|
Ahr
keine attitüde. kein schnickschnack. Sondern ein Eifelbach, der durch krautige Weiden, mannshohe Wacholderbüsche und düsteren Tann schlingert.
Am Ufer kantige Dörfer mit kaum mehr als zwei, drei Dutzend Gehöften. In schwarz-weißem Fachwerk. Erst zwischen Antweiler und Dümpelfeld schmeicheln Wiesen und Mühlhöfe dem Spiegelbild, wechselt die Ahr ins
Charakterfach. Wird zum Fluss. Und in Altenahr verwandelt sich die Eifeler Landpomeranze in eine weinselige Kokotte. Umgibt sich mit den ersten Reben, der ersten Burgruine — und lädt sich Gäste ein, gleich ganze
Busladungen voll. Für die Stimmung ein Seilbähnchen, Andenkenlädchen, Schoppenwein und täglich Tanz. Aber täuschen Sie sich nicht: Die Dame hat Stil. Und das schon lange. Bereits im Jahr 1868 führte sie im Ort
May-schoß die Weinbauern zu einer Genossenschaft zusammen - weltweit die erste Winzerorganisation dieser Art. An den sonnigen Südhängen ihres dunklen Schiefergebirges wächst Spätburgunder, aber auch Riesling — auf
den Nordhängen grünt der Wald. Bewundernde Blicke von oben auf ihr Tal sind ihr sicher. Dort schmückt die Dame Ahr ihre Restaurants mit Sternen und Kochlöffeln, die einschlägige Gourmetführer verteilt haben;
dekoriert Weingüter und deren Rotweine mit Auszeichnungen, bringt Denkmalschutzplaketten für gelungene Stadtsanierungen wie in Ahrweiler an. Richtig aufwendig und adlig präsentiert sie sich in Bad Neuenahr, wo schon
die Prinzessin von Preußen die erste Kursaison eröffnete.
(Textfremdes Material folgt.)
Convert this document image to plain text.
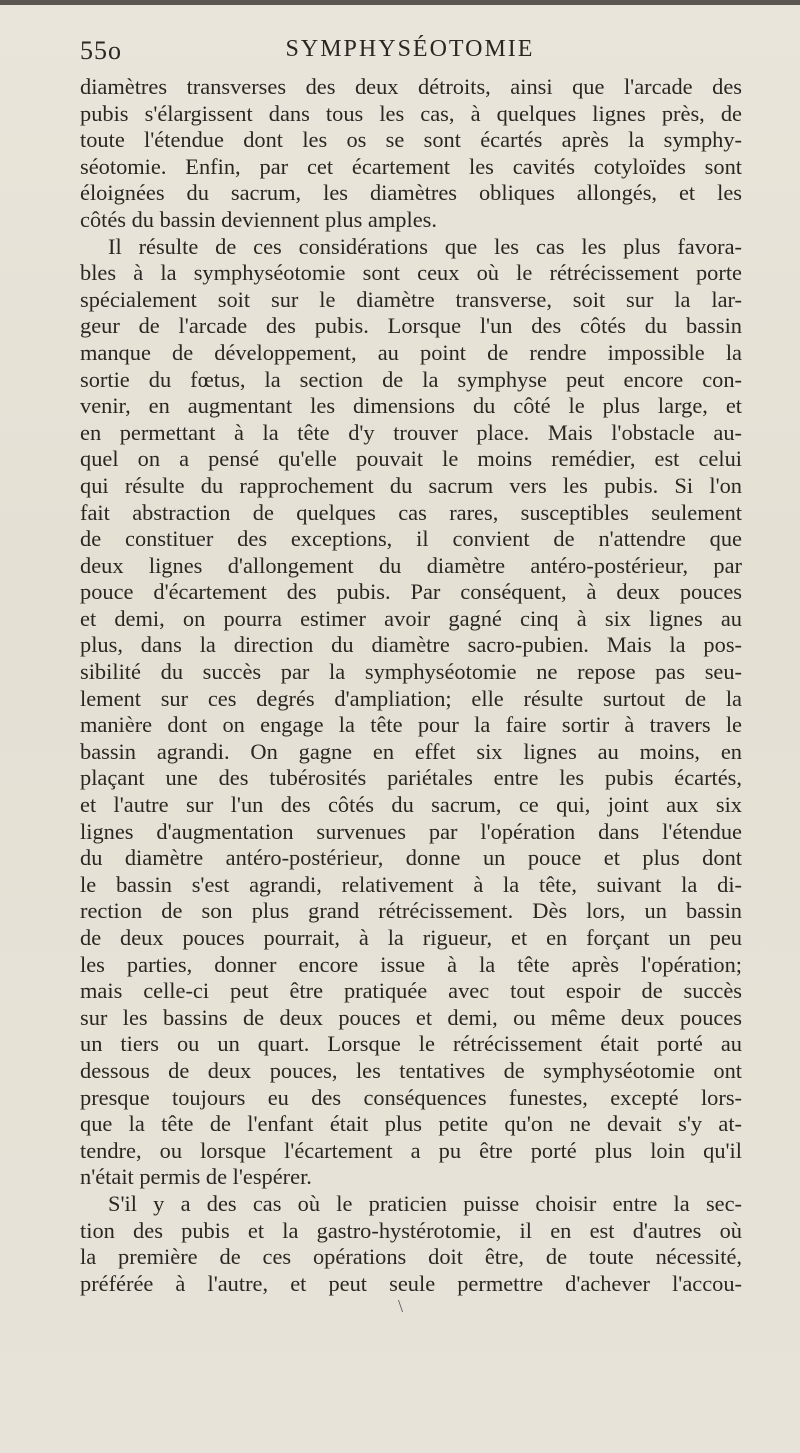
55o	SYMPHYSÉOTOMIE
diamètres transverses des deux détroits, ainsi que l'arcade des
pubis s'élargissent dans tous les cas, à quelques lignes près, de
toute l'étendue dont les os se sont écartés après la symphy-
séotomie. Enfin, par cet écartement les cavités cotyloïdes sont
éloignées du sacrum, les diamètres obliques allongés, et les
côtés du bassin deviennent plus amples.
Il résulte de ces considérations que les cas les plus favora-
bles à la symphyséotomie sont ceux où le rétrécissement porte
spécialement soit sur le diamètre transverse, soit sur la lar-
geur de l'arcade des pubis. Lorsque l'un des côtés du bassin
manque de développement, au point de rendre impossible la
sortie du fœtus, la section de la symphyse peut encore con-
venir, en augmentant les dimensions du côté le plus large, et
en permettant à la tête d'y trouver place. Mais l'obstacle au-
quel on a pensé qu'elle pouvait le moins remédier, est celui
qui résulte du rapprochement du sacrum vers les pubis. Si l'on
fait abstraction de quelques cas rares, susceptibles seulement
de constituer des exceptions, il convient de n'attendre que
deux lignes d'allongement du diamètre antéro-postérieur, par
pouce d'écartement des pubis. Par conséquent, à deux pouces
et demi, on pourra estimer avoir gagné cinq à six lignes au
plus, dans la direction du diamètre sacro-pubien. Mais la pos-
sibilité du succès par la symphyséotomie ne repose pas seu-
lement sur ces degrés d'ampliation; elle résulte surtout de la
manière dont on engage la tête pour la faire sortir à travers le
bassin agrandi. On gagne en effet six lignes au moins, en
plaçant une des tubérosités pariétales entre les pubis écartés,
et l'autre sur l'un des côtés du sacrum, ce qui, joint aux six
lignes d'augmentation survenues par l'opération dans l'étendue
du diamètre antéro-postérieur, donne un pouce et plus dont
le bassin s'est agrandi, relativement à la tête, suivant la di-
rection de son plus grand rétrécissement. Dès lors, un bassin
de deux pouces pourrait, à la rigueur, et en forçant un peu
les parties, donner encore issue à la tête après l'opération;
mais celle-ci peut être pratiquée avec tout espoir de succès
sur les bassins de deux pouces et demi, ou même deux pouces
un tiers ou un quart. Lorsque le rétrécissement était porté au
dessous de deux pouces, les tentatives de symphyséotomie ont
presque toujours eu des conséquences funestes, excepté lors-
que la tête de l'enfant était plus petite qu'on ne devait s'y at-
tendre, ou lorsque l'écartement a pu être porté plus loin qu'il
n'était permis de l'espérer.
S'il y a des cas où le praticien puisse choisir entre la sec-
tion des pubis et la gastro-hystérotomie, il en est d'autres où
la première de ces opérations doit être, de toute nécessité,
préférée à l'autre, et peut seule permettre d'achever l'accou-
\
Hier wird gesaunt, in Sprudelbäder gestiegen, sich in Fangopackungen gehüllt. Attraktiv ist sie, die Ahr. Und für ihr Alter erstaunlich sportlich: Sie
ermuntert zu zauberhaften Spaziergängen, zu Bewegungen auf Rotweinwanderwegen von immerhin 35 Kilometer Länge und zu Ausflügen auf Radpisten.